The Democratic Party’s attempts to use former President Roh Moo-Hyun’s demise for political purposes has cast a dark shadow over state affairs.

The Democratic Party has blocked the opening of the June National Assembly and is planning a large-scale rally with progressive political parties and civic organizations on the anniversary of the June 1987 demonstration and the anniversary of the June 15 Joint Declaration of South Korea and North Korea.

These moves go against the essence of the former president’s death and they are not the right way to resolve social conflict.

On April 7, when former President Roh admitted that his wife had accepted an illegal donation, Democratic Party Spokesman Noh Young-min said the party had agreed that people on the Park Yeon-cha list who are suspected of involvement in the bribery scandal must be investigated without exception, whether they belong to the ruling or opposition parties.

The party has officially said that the prosecutors’ probe into the Park scandal, including the investigation into the former president, was fair and necessary. But after seeing how the nation mourned its deceased former leader, the opposition party has changed its tune and is calling the prosecutors’ work nothing more than political revenge.

Although the investigation was fair, it is true that the process was harsh. Even the chief prosecutor has admitted as much.

The Democratic Party has suggested three major reform tasks for the prosecutors’ office: creating a department that deals with corruption in the civil service, abolishing the Central Investigation Department in the Supreme Public Prosecutors’ office, and punishing officials who leak details of cases before the person under investigation has been indicted.

But these issues are something to be handled in the National Assembly, not to be shouted out in Seoul City Plaza.

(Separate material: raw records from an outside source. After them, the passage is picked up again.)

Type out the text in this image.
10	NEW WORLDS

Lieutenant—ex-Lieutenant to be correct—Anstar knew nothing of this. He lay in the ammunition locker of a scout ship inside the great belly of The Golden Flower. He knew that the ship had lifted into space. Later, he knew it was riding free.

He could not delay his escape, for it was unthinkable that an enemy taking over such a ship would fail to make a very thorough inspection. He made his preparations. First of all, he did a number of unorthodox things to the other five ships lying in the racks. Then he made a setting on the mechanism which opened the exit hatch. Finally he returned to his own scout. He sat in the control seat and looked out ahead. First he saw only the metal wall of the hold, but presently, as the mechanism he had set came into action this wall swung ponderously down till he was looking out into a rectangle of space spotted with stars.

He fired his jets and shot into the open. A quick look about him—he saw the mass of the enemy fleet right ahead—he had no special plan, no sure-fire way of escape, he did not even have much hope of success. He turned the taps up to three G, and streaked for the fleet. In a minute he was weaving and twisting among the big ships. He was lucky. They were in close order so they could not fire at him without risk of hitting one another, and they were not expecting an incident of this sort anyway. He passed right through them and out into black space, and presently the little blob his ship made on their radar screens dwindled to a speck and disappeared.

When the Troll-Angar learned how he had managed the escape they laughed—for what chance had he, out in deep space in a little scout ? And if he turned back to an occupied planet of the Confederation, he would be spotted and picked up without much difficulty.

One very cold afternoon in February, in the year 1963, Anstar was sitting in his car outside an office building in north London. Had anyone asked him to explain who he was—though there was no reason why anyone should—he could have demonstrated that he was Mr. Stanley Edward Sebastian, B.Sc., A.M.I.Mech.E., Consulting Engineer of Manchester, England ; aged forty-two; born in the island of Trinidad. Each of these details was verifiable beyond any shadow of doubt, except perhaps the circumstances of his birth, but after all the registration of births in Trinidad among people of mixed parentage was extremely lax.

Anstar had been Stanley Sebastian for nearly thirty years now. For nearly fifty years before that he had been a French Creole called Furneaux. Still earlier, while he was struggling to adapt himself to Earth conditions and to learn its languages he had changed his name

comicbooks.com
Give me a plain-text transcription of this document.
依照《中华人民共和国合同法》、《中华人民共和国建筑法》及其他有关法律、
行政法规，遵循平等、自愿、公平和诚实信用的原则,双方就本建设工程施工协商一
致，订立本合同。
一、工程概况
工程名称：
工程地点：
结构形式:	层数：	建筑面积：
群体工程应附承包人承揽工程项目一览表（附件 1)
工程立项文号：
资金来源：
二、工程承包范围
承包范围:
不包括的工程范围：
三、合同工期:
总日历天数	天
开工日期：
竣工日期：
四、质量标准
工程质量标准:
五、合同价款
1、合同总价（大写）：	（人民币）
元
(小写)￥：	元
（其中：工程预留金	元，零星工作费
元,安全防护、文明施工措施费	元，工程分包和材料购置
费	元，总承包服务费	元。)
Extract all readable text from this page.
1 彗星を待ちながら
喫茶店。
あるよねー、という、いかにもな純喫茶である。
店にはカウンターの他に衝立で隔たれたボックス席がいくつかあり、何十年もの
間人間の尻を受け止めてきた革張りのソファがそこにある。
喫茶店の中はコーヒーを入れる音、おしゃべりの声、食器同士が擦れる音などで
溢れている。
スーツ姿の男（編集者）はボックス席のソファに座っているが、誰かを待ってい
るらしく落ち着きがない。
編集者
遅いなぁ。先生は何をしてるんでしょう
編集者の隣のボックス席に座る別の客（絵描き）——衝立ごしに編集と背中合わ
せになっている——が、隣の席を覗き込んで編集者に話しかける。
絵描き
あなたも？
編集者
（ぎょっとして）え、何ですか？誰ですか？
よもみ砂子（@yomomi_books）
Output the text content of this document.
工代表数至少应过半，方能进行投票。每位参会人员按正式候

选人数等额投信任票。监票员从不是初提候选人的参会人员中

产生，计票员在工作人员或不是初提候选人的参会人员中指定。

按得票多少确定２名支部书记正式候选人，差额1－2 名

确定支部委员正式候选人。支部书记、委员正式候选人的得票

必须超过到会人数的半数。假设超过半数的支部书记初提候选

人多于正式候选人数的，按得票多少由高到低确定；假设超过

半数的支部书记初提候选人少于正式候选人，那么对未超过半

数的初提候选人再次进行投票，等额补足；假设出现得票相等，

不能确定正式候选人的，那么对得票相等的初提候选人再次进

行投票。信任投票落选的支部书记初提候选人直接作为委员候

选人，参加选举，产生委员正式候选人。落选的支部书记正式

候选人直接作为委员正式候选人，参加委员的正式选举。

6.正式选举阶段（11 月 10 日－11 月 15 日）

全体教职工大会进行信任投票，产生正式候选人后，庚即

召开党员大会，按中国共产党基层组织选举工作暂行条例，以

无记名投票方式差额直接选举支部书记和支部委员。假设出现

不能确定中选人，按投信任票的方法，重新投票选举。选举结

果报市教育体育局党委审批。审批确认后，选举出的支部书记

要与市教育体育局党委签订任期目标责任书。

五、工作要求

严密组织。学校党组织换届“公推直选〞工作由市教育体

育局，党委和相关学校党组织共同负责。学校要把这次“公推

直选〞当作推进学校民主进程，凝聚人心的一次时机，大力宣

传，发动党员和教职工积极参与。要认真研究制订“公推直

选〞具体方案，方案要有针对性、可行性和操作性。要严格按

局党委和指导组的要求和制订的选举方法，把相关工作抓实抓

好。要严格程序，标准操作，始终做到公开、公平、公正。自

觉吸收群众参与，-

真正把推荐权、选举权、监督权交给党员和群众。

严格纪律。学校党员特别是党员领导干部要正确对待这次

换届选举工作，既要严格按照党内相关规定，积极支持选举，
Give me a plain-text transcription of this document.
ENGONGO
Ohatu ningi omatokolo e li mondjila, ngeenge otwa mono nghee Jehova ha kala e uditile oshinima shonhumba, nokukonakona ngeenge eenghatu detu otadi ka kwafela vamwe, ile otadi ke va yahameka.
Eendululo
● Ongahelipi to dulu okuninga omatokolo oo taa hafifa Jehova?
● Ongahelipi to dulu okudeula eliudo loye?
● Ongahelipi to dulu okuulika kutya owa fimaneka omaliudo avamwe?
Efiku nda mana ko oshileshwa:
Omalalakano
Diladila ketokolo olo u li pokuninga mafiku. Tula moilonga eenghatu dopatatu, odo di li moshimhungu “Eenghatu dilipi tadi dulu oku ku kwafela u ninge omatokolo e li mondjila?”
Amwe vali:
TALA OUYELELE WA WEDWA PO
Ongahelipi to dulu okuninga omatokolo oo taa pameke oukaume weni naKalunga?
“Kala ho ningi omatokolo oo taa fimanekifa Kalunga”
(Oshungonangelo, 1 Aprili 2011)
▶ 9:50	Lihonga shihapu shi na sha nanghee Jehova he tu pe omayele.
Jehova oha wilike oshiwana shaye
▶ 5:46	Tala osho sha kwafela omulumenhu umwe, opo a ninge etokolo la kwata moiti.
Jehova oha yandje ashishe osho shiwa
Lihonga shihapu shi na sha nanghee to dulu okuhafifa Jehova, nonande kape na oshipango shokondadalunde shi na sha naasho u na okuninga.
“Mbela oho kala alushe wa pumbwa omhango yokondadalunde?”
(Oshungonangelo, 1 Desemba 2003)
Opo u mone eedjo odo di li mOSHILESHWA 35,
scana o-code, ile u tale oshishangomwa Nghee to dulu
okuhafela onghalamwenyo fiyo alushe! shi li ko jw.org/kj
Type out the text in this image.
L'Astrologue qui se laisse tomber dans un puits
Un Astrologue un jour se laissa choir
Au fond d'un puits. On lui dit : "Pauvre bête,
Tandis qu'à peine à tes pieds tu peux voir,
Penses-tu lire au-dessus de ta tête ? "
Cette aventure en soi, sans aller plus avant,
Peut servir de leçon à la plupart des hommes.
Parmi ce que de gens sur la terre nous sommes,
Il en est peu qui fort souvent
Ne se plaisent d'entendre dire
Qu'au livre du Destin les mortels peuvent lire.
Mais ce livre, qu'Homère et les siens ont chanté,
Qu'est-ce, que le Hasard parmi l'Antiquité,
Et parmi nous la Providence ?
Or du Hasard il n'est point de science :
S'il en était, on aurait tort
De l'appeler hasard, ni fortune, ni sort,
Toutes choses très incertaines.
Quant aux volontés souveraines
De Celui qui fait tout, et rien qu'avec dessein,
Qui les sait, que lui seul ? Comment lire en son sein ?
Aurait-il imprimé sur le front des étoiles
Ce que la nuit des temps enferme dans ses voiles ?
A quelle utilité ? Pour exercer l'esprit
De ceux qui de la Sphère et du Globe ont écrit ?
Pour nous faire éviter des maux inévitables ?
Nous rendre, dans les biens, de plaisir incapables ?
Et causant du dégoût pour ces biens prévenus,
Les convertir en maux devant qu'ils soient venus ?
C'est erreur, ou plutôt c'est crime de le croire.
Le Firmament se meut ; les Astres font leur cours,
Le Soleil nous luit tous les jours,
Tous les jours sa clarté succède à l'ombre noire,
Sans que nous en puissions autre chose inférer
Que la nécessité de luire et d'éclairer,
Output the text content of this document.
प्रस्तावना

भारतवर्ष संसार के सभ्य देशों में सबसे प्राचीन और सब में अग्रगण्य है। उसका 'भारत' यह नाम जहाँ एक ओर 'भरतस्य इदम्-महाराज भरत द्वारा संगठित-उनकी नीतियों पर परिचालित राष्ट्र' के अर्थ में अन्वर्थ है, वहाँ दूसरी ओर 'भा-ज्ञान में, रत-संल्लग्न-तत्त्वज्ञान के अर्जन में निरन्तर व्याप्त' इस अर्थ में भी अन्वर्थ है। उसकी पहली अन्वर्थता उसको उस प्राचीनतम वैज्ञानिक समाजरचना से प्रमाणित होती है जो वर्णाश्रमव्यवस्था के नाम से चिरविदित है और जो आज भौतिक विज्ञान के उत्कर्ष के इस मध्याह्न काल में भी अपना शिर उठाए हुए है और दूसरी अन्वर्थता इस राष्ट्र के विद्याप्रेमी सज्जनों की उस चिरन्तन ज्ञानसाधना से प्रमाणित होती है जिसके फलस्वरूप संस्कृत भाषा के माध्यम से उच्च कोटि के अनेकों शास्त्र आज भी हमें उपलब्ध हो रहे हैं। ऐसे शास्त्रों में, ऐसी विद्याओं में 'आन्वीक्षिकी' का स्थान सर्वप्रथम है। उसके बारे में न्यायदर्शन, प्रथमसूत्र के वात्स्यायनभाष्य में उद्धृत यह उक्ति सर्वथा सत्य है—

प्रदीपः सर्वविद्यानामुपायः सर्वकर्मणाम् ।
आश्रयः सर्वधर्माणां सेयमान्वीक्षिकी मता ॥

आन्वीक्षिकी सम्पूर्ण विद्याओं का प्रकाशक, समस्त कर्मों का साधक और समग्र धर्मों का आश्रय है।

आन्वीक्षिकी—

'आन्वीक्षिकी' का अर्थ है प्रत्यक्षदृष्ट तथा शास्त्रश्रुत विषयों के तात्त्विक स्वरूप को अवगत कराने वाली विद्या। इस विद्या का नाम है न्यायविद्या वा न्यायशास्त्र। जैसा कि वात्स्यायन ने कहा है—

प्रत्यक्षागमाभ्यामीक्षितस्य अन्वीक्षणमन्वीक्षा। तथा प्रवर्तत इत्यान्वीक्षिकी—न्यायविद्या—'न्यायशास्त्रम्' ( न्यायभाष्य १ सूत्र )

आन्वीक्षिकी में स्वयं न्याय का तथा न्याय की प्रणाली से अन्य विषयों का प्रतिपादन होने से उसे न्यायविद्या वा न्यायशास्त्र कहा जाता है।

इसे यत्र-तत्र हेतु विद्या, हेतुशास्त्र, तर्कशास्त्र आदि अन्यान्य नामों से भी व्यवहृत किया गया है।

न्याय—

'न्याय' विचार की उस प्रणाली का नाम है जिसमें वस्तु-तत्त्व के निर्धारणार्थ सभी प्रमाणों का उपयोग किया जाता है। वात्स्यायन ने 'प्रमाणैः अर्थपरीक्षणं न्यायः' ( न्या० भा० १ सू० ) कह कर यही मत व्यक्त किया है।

Only six days before the former president took his life, the Democratic Party presented a new plan and said it would abandon the paradigm of leftist or rightist ideology and instead seek a third way. But the party is now intoxicated by the people’s grief over Roh’s death and going back to its old practices of political instigation and fights over ideologies.

Recent elections prove that these old practices are a failure, but some surveys indicate the Democratic Party is enjoying higher approval ratings than the Grand National Party thanks to the “Roh Moo-hyun effect.”

But if the party is busy only with empty political fights instead of presenting practical alternatives, the effect will not last for long.